Sony may have caught flak on more than one occasion recently for blocking cross-platform play in games like Fortnite, and Rocket League, but not everyone believes the platform holder should open the floodgates.

Karol Severin, lead analyst at MIDiA Research for games and the mobile content economy, says this walled garden approach makes sense from a business perspective.

Sony has the hardware lead this generation, but console adoption has flat-lined, meaning the platform holder must now work on monetising existing customers rather than selling new units.

In this regard, Sony remains the one with the largest user base this generation, and it's working to monetise these users as much as possible before the next generation starts, which means "protecting" its lead.

The other reason for Sony's stance, according to Severin, is that it simply doesn't have as much to gain by opening its doors. With Xbox selling less units, Microsoft is much more interested in offering more populated game lobbies, and opening cross-platform with PC and other platforms is one way of doing this.

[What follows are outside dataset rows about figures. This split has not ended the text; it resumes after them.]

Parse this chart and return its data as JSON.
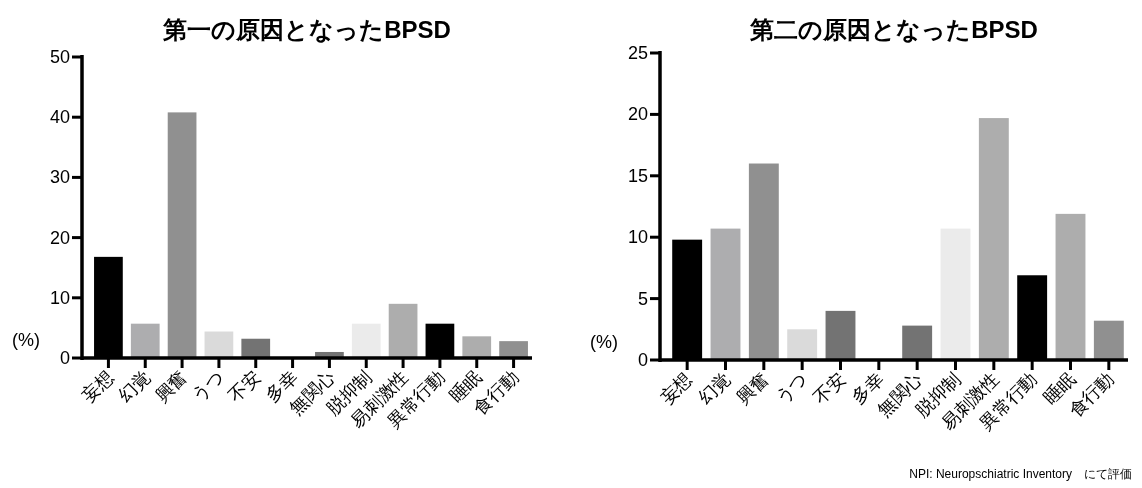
{
  "chart_data": [
    {
      "type": "bar",
      "title": "第一の原因となったBPSD",
      "ylabel": "(%)",
      "categories": [
        "妄想",
        "幻覚",
        "興奮",
        "うつ",
        "不安",
        "多幸",
        "無関心",
        "脱抑制",
        "易刺激性",
        "異常行動",
        "睡眠",
        "食行動"
      ],
      "values": [
        16.8,
        5.7,
        40.8,
        4.4,
        3.2,
        0,
        1.0,
        5.7,
        9.0,
        5.7,
        3.6,
        2.8
      ],
      "colors": [
        "#000000",
        "#adadaf",
        "#909090",
        "#dadada",
        "#737373",
        "#737373",
        "#737373",
        "#ebebeb",
        "#adadad",
        "#000000",
        "#adadad",
        "#909090"
      ],
      "ylim": [
        0,
        50
      ],
      "yticks": [
        0,
        10,
        20,
        30,
        40,
        50
      ],
      "grid": false
    },
    {
      "type": "bar",
      "title": "第二の原因となったBPSD",
      "ylabel": "(%)",
      "categories": [
        "妄想",
        "幻覚",
        "興奮",
        "うつ",
        "不安",
        "多幸",
        "無関心",
        "脱抑制",
        "易刺激性",
        "異常行動",
        "睡眠",
        "食行動"
      ],
      "values": [
        9.8,
        10.7,
        16.0,
        2.5,
        4.0,
        0,
        2.8,
        10.7,
        19.7,
        6.9,
        11.9,
        3.2
      ],
      "colors": [
        "#000000",
        "#adadaf",
        "#909090",
        "#dadada",
        "#737373",
        "#737373",
        "#737373",
        "#ebebeb",
        "#adadad",
        "#000000",
        "#adadad",
        "#909090"
      ],
      "ylim": [
        0,
        25
      ],
      "yticks": [
        0,
        5,
        10,
        15,
        20,
        25
      ],
      "grid": false,
      "annotations": [
        "NPI: Neuropschiatric Inventory　にて評価"
      ]
    }
  ]
}
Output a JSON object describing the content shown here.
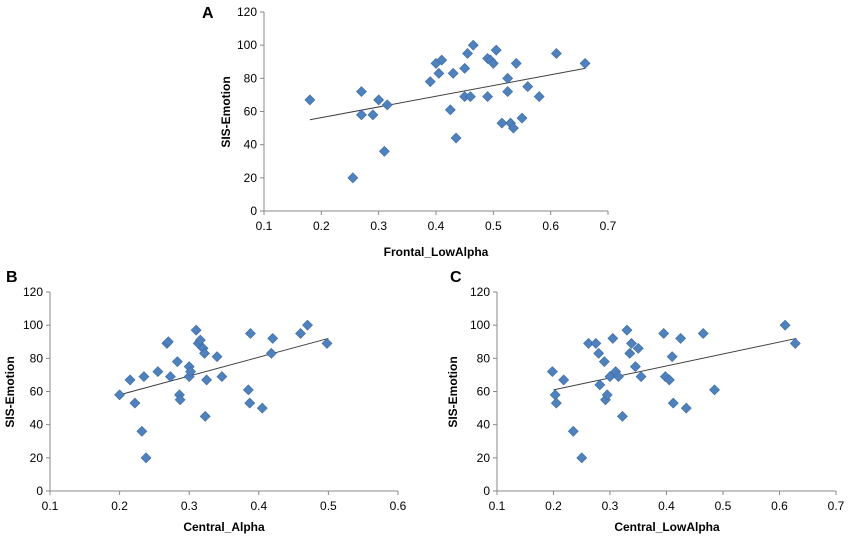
{
  "colors": {
    "marker": "#4f81bd",
    "marker_edge": "#3a6aa3",
    "trend": "#404040",
    "axis": "#888888"
  },
  "chart_data": [
    {
      "panel_label": "A",
      "type": "scatter",
      "xlabel": "Frontal_LowAlpha",
      "ylabel": "SIS-Emotion",
      "xlim": [
        0.1,
        0.7
      ],
      "ylim": [
        0,
        120
      ],
      "xticks": [
        "0.1",
        "0.2",
        "0.3",
        "0.4",
        "0.5",
        "0.6",
        "0.7"
      ],
      "yticks": [
        "0",
        "20",
        "40",
        "60",
        "80",
        "100",
        "120"
      ],
      "trendline": {
        "x": [
          0.18,
          0.66
        ],
        "y": [
          55,
          86
        ]
      },
      "x": [
        0.18,
        0.255,
        0.27,
        0.27,
        0.29,
        0.3,
        0.31,
        0.315,
        0.39,
        0.4,
        0.405,
        0.41,
        0.425,
        0.43,
        0.435,
        0.45,
        0.45,
        0.455,
        0.46,
        0.465,
        0.49,
        0.49,
        0.495,
        0.5,
        0.505,
        0.515,
        0.525,
        0.525,
        0.53,
        0.535,
        0.54,
        0.55,
        0.56,
        0.58,
        0.61,
        0.66
      ],
      "y": [
        67,
        20,
        58,
        72,
        58,
        67,
        36,
        64,
        78,
        89,
        83,
        91,
        61,
        83,
        44,
        69,
        86,
        95,
        69,
        100,
        69,
        92,
        91,
        89,
        97,
        53,
        80,
        72,
        53,
        50,
        89,
        56,
        75,
        69,
        95,
        89
      ]
    },
    {
      "panel_label": "B",
      "type": "scatter",
      "xlabel": "Central_Alpha",
      "ylabel": "SIS-Emotion",
      "xlim": [
        0.1,
        0.6
      ],
      "ylim": [
        0,
        120
      ],
      "xticks": [
        "0.1",
        "0.2",
        "0.3",
        "0.4",
        "0.5",
        "0.6"
      ],
      "yticks": [
        "0",
        "20",
        "40",
        "60",
        "80",
        "100",
        "120"
      ],
      "trendline": {
        "x": [
          0.2,
          0.5
        ],
        "y": [
          58,
          92
        ]
      },
      "x": [
        0.2,
        0.215,
        0.222,
        0.232,
        0.235,
        0.238,
        0.255,
        0.268,
        0.27,
        0.273,
        0.283,
        0.286,
        0.287,
        0.3,
        0.3,
        0.302,
        0.31,
        0.313,
        0.316,
        0.32,
        0.322,
        0.323,
        0.325,
        0.34,
        0.347,
        0.385,
        0.387,
        0.388,
        0.405,
        0.418,
        0.42,
        0.46,
        0.47,
        0.498
      ],
      "y": [
        58,
        67,
        53,
        36,
        69,
        20,
        72,
        89,
        90,
        69,
        78,
        58,
        55,
        69,
        75,
        72,
        97,
        89,
        91,
        86,
        83,
        45,
        67,
        81,
        69,
        61,
        53,
        95,
        50,
        83,
        92,
        95,
        100,
        89
      ]
    },
    {
      "panel_label": "C",
      "type": "scatter",
      "xlabel": "Central_LowAlpha",
      "ylabel": "SIS-Emotion",
      "xlim": [
        0.1,
        0.7
      ],
      "ylim": [
        0,
        120
      ],
      "xticks": [
        "0.1",
        "0.2",
        "0.3",
        "0.4",
        "0.5",
        "0.6",
        "0.7"
      ],
      "yticks": [
        "0",
        "20",
        "40",
        "60",
        "80",
        "100",
        "120"
      ],
      "trendline": {
        "x": [
          0.2,
          0.63
        ],
        "y": [
          61,
          92
        ]
      },
      "x": [
        0.198,
        0.203,
        0.205,
        0.218,
        0.235,
        0.25,
        0.262,
        0.275,
        0.28,
        0.282,
        0.29,
        0.292,
        0.295,
        0.3,
        0.305,
        0.31,
        0.315,
        0.322,
        0.33,
        0.335,
        0.338,
        0.345,
        0.35,
        0.355,
        0.395,
        0.398,
        0.405,
        0.41,
        0.412,
        0.425,
        0.435,
        0.465,
        0.485,
        0.61,
        0.628
      ],
      "y": [
        72,
        58,
        53,
        67,
        36,
        20,
        89,
        89,
        83,
        64,
        78,
        55,
        58,
        69,
        92,
        72,
        69,
        45,
        97,
        83,
        89,
        75,
        86,
        69,
        95,
        69,
        67,
        81,
        53,
        92,
        50,
        95,
        61,
        100,
        89
      ]
    }
  ]
}
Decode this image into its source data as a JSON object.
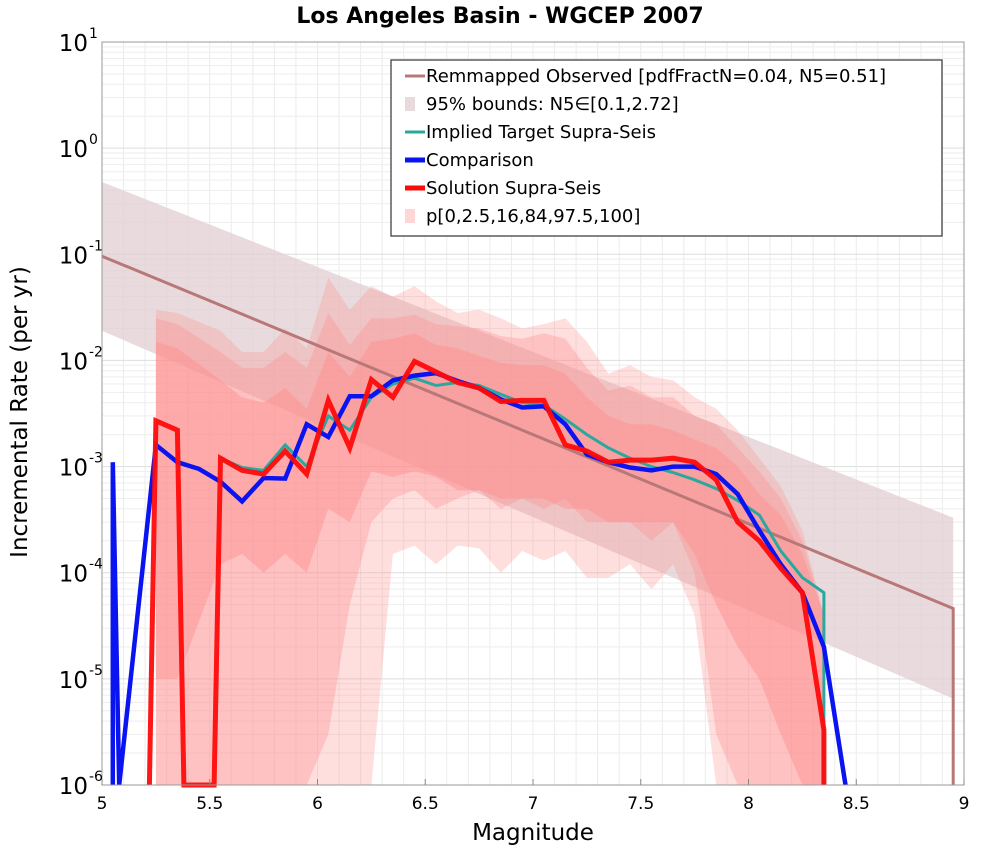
{
  "chart_data": {
    "type": "line",
    "title": "Los Angeles Basin - WGCEP 2007",
    "xlabel": "Magnitude",
    "ylabel": "Incremental Rate (per yr)",
    "xlim": [
      5,
      9
    ],
    "ylim": [
      1e-06,
      10
    ],
    "yscale": "log",
    "grid": true,
    "legend_position": "top-right",
    "x_ticks": [
      {
        "label": "5",
        "value": 5
      },
      {
        "label": "5.5",
        "value": 5.5
      },
      {
        "label": "6",
        "value": 6
      },
      {
        "label": "6.5",
        "value": 6.5
      },
      {
        "label": "7",
        "value": 7
      },
      {
        "label": "7.5",
        "value": 7.5
      },
      {
        "label": "8",
        "value": 8
      },
      {
        "label": "8.5",
        "value": 8.5
      },
      {
        "label": "9",
        "value": 9
      }
    ],
    "y_ticks": [
      {
        "base": "10",
        "exp": "1",
        "value": 10
      },
      {
        "base": "10",
        "exp": "0",
        "value": 1
      },
      {
        "base": "10",
        "exp": "-1",
        "value": 0.1
      },
      {
        "base": "10",
        "exp": "-2",
        "value": 0.01
      },
      {
        "base": "10",
        "exp": "-3",
        "value": 0.001
      },
      {
        "base": "10",
        "exp": "-4",
        "value": 0.0001
      },
      {
        "base": "10",
        "exp": "-5",
        "value": 1e-05
      },
      {
        "base": "10",
        "exp": "-6",
        "value": 1e-06
      }
    ],
    "series": [
      {
        "name": "Remmapped Observed [pdfFractN=0.04, N5=0.51]",
        "kind": "line",
        "color": "#b87878",
        "x": [
          5.0,
          8.95,
          8.95
        ],
        "y": [
          0.096,
          4.6e-05,
          1e-06
        ]
      },
      {
        "name": "95% bounds: N5∈[0.1,2.72]",
        "kind": "band",
        "color": "#e2cfd1",
        "x": [
          5.0,
          8.95
        ],
        "lower": [
          0.019,
          6.5e-06
        ],
        "upper": [
          0.48,
          0.00033
        ]
      },
      {
        "name": "Implied Target Supra-Seis",
        "kind": "line",
        "color": "#2aa8a0",
        "x": [
          5.55,
          5.65,
          5.75,
          5.85,
          5.95,
          6.05,
          6.15,
          6.25,
          6.35,
          6.45,
          6.55,
          6.65,
          6.75,
          6.85,
          6.95,
          7.05,
          7.15,
          7.25,
          7.35,
          7.45,
          7.55,
          7.65,
          7.75,
          7.85,
          7.95,
          8.05,
          8.15,
          8.25,
          8.35,
          8.35
        ],
        "y": [
          0.0012,
          0.00098,
          0.00092,
          0.0016,
          0.001,
          0.003,
          0.0022,
          0.0045,
          0.006,
          0.0068,
          0.0058,
          0.0062,
          0.0058,
          0.0048,
          0.004,
          0.0038,
          0.0028,
          0.002,
          0.0015,
          0.0012,
          0.001,
          0.00088,
          0.00075,
          0.00062,
          0.00048,
          0.00035,
          0.00016,
          9e-05,
          6.5e-05,
          1e-06
        ]
      },
      {
        "name": "Comparison",
        "kind": "line",
        "color": "#0a14f0",
        "x": [
          5.05,
          5.05,
          5.08,
          5.25,
          5.35,
          5.45,
          5.55,
          5.65,
          5.75,
          5.85,
          5.95,
          6.05,
          6.15,
          6.25,
          6.35,
          6.45,
          6.55,
          6.65,
          6.75,
          6.85,
          6.95,
          7.05,
          7.15,
          7.25,
          7.35,
          7.45,
          7.55,
          7.65,
          7.75,
          7.85,
          7.95,
          8.05,
          8.15,
          8.25,
          8.35,
          8.45
        ],
        "y": [
          1e-06,
          0.0011,
          1e-06,
          0.0016,
          0.0011,
          0.00095,
          0.00072,
          0.00047,
          0.00078,
          0.00077,
          0.0025,
          0.0019,
          0.0046,
          0.0046,
          0.0065,
          0.0072,
          0.0076,
          0.0064,
          0.0055,
          0.0043,
          0.0036,
          0.0037,
          0.0025,
          0.0013,
          0.0011,
          0.00098,
          0.00092,
          0.001,
          0.001,
          0.00085,
          0.00055,
          0.00025,
          0.00012,
          6.5e-05,
          2e-05,
          1e-06
        ]
      },
      {
        "name": "Solution Supra-Seis",
        "kind": "line",
        "color": "#ff0a0a",
        "x": [
          5.22,
          5.25,
          5.35,
          5.38,
          5.52,
          5.55,
          5.65,
          5.75,
          5.85,
          5.95,
          6.05,
          6.15,
          6.25,
          6.35,
          6.45,
          6.55,
          6.65,
          6.75,
          6.85,
          6.95,
          7.05,
          7.15,
          7.25,
          7.35,
          7.45,
          7.55,
          7.65,
          7.75,
          7.85,
          7.95,
          8.05,
          8.15,
          8.25,
          8.35,
          8.35
        ],
        "y": [
          1e-06,
          0.0027,
          0.0022,
          1e-06,
          1e-06,
          0.0012,
          0.00092,
          0.00085,
          0.0014,
          0.00085,
          0.0042,
          0.0015,
          0.0066,
          0.0045,
          0.0098,
          0.0078,
          0.0062,
          0.0055,
          0.0041,
          0.0042,
          0.0042,
          0.0016,
          0.0014,
          0.0011,
          0.00115,
          0.00115,
          0.0012,
          0.0011,
          0.00075,
          0.0003,
          0.0002,
          0.00011,
          6.5e-05,
          3.3e-06,
          1e-06
        ]
      },
      {
        "name": "p[0,2.5,16,84,97.5,100]",
        "kind": "percentile-bands",
        "color": "#ff8a8a",
        "x": [
          5.25,
          5.35,
          5.55,
          5.65,
          5.75,
          5.85,
          5.95,
          6.05,
          6.15,
          6.25,
          6.35,
          6.45,
          6.55,
          6.65,
          6.75,
          6.85,
          6.95,
          7.05,
          7.15,
          7.25,
          7.35,
          7.45,
          7.55,
          7.65,
          7.75,
          7.85,
          7.95,
          8.05,
          8.15,
          8.25,
          8.35
        ],
        "p0": [
          1e-06,
          1e-06,
          1e-06,
          1e-06,
          1e-06,
          1e-06,
          1e-06,
          1e-06,
          1e-06,
          1e-06,
          0.00015,
          0.00018,
          0.00012,
          0.00018,
          0.00017,
          0.0001,
          0.00016,
          0.00013,
          0.00016,
          9e-05,
          9e-05,
          0.00012,
          7e-05,
          0.00012,
          4e-05,
          1e-06,
          1e-06,
          1e-06,
          1e-06,
          1e-06,
          1e-06
        ],
        "p2_5": [
          1e-06,
          1e-06,
          1e-06,
          1e-06,
          1e-06,
          1e-06,
          1e-06,
          3e-06,
          5e-05,
          0.0003,
          0.0005,
          0.0006,
          0.0004,
          0.0005,
          0.0006,
          0.0004,
          0.0005,
          0.0004,
          0.0005,
          0.0003,
          0.0003,
          0.0003,
          0.0002,
          0.0003,
          0.0001,
          3e-06,
          1e-06,
          1e-06,
          1e-06,
          1e-06,
          1e-06
        ],
        "p16": [
          1e-05,
          1e-05,
          0.00012,
          0.00015,
          0.0001,
          0.00015,
          0.0001,
          0.0004,
          0.0003,
          0.0009,
          0.0008,
          0.0009,
          0.0008,
          0.0006,
          0.0006,
          0.0005,
          0.0005,
          0.0005,
          0.0004,
          0.0004,
          0.0003,
          0.0003,
          0.0003,
          0.0003,
          0.00015,
          5e-05,
          2e-05,
          1e-05,
          3e-06,
          1e-06,
          1e-06
        ],
        "p84": [
          0.015,
          0.013,
          0.0065,
          0.0045,
          0.004,
          0.0055,
          0.0035,
          0.012,
          0.007,
          0.015,
          0.016,
          0.018,
          0.014,
          0.013,
          0.011,
          0.0095,
          0.009,
          0.009,
          0.0075,
          0.0045,
          0.003,
          0.0025,
          0.0025,
          0.0022,
          0.0018,
          0.0015,
          0.001,
          0.00055,
          0.00035,
          0.00015,
          4e-05
        ],
        "p97_5": [
          0.025,
          0.022,
          0.012,
          0.0085,
          0.0085,
          0.012,
          0.0085,
          0.028,
          0.014,
          0.025,
          0.025,
          0.027,
          0.022,
          0.021,
          0.02,
          0.017,
          0.016,
          0.018,
          0.016,
          0.0085,
          0.0052,
          0.0058,
          0.0045,
          0.0045,
          0.003,
          0.0025,
          0.0015,
          0.0009,
          0.0005,
          0.0002,
          4e-05
        ],
        "p100": [
          0.03,
          0.028,
          0.019,
          0.012,
          0.012,
          0.02,
          0.013,
          0.06,
          0.03,
          0.05,
          0.04,
          0.05,
          0.036,
          0.028,
          0.03,
          0.025,
          0.02,
          0.022,
          0.025,
          0.015,
          0.0075,
          0.009,
          0.007,
          0.0065,
          0.0045,
          0.0035,
          0.0022,
          0.0012,
          0.00065,
          0.00025,
          4e-05
        ]
      }
    ]
  }
}
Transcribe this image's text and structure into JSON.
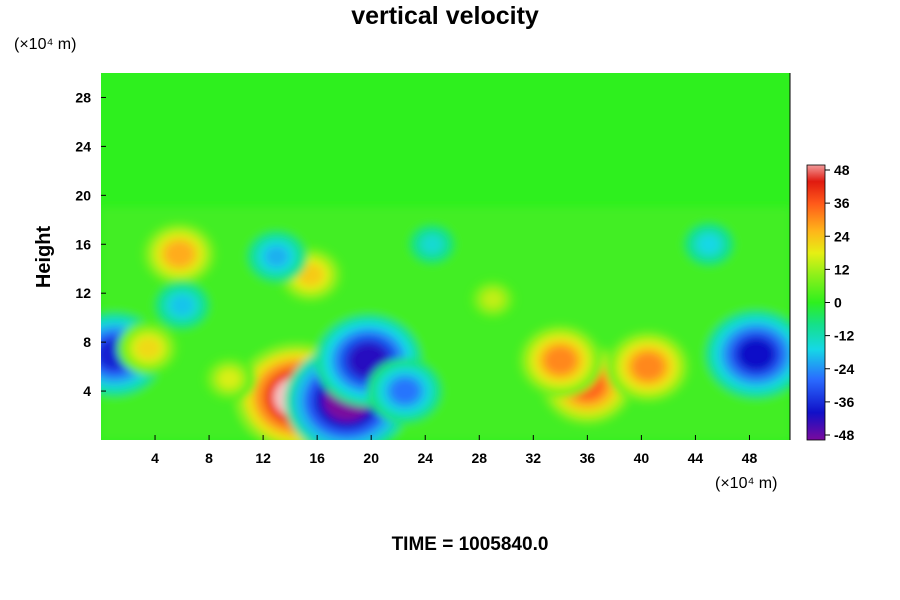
{
  "chart_data": {
    "type": "heatmap",
    "title": "vertical velocity",
    "ylabel": "Height",
    "xunit": "(×10⁴ m)",
    "yunit": "(×10⁴ m)",
    "xlim": [
      0,
      51
    ],
    "ylim": [
      0,
      30
    ],
    "xticks": [
      "4",
      "8",
      "12",
      "16",
      "20",
      "24",
      "28",
      "32",
      "36",
      "40",
      "44",
      "48"
    ],
    "yticks": [
      "4",
      "8",
      "12",
      "16",
      "20",
      "24",
      "28"
    ],
    "colorbar": {
      "range": [
        -48,
        48
      ],
      "ticks": [
        "48",
        "36",
        "24",
        "12",
        "0",
        "-12",
        "-24",
        "-36",
        "-48"
      ]
    },
    "footer": "TIME = 1005840.0",
    "features": [
      {
        "x": 14.5,
        "y": 3.5,
        "value": 48
      },
      {
        "x": 18.2,
        "y": 3.2,
        "value": -48
      },
      {
        "x": 19.8,
        "y": 6.5,
        "value": -40
      },
      {
        "x": 1.0,
        "y": 7.0,
        "value": -36
      },
      {
        "x": 48.5,
        "y": 7.0,
        "value": -38
      },
      {
        "x": 36.0,
        "y": 4.5,
        "value": 34
      },
      {
        "x": 34.0,
        "y": 6.5,
        "value": 30
      },
      {
        "x": 40.5,
        "y": 6.0,
        "value": 30
      },
      {
        "x": 5.8,
        "y": 15.2,
        "value": 26
      },
      {
        "x": 15.5,
        "y": 13.5,
        "value": 22
      },
      {
        "x": 3.5,
        "y": 7.5,
        "value": 20
      },
      {
        "x": 9.5,
        "y": 5.0,
        "value": 16
      },
      {
        "x": 22.5,
        "y": 4.0,
        "value": -26
      },
      {
        "x": 13.0,
        "y": 15.0,
        "value": -20
      },
      {
        "x": 6.0,
        "y": 11.0,
        "value": -18
      },
      {
        "x": 24.5,
        "y": 16.0,
        "value": -14
      },
      {
        "x": 45.0,
        "y": 16.0,
        "value": -16
      },
      {
        "x": 29.0,
        "y": 11.5,
        "value": 14
      }
    ]
  }
}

"Cross-platform gaming can improve this experience for Xbox users and help close the gap. This makes it convenient for Xbox to push the cross-platform narrative and spotlight the resilient Sony in the process, in a bid to capture some market share from disgruntled fans," explained Severin, writing for MCVUK.

The analyst also casts doubt on the - often cited - notion that gamers care about being able to play the games they love with their real-world friends on different platforms.

"Gaming network friendships are often formed between people who don’t know each other in real life," says Severin.

"The more online-multiplayer-centric gaming becomes, the more players will need ‘friends’ in their network to enjoy the experience fully. Real-life friend networks are not large enough to ensure that there will be real-life friends available whenever a gamer wants to engage in a session and needs help."

While it would be nice for everyone to be able to play together, realistically, as the analyst puts it, you'd still need more online friends, which you'll be making with players on the same platform anyway.

There's also the fact that even though many are not happy with Sony right now, hardly anyone will want to ditch the friends list and games they've accumulated on PlayStation and switch to Xbox.

"Others [consumers] will take a deep breath, weigh out the pros and cons and if they care about their game progress and player network more than playing with real-life friends (which high-spending hardcore gamers do), then the smarter choice may be to stay loyal."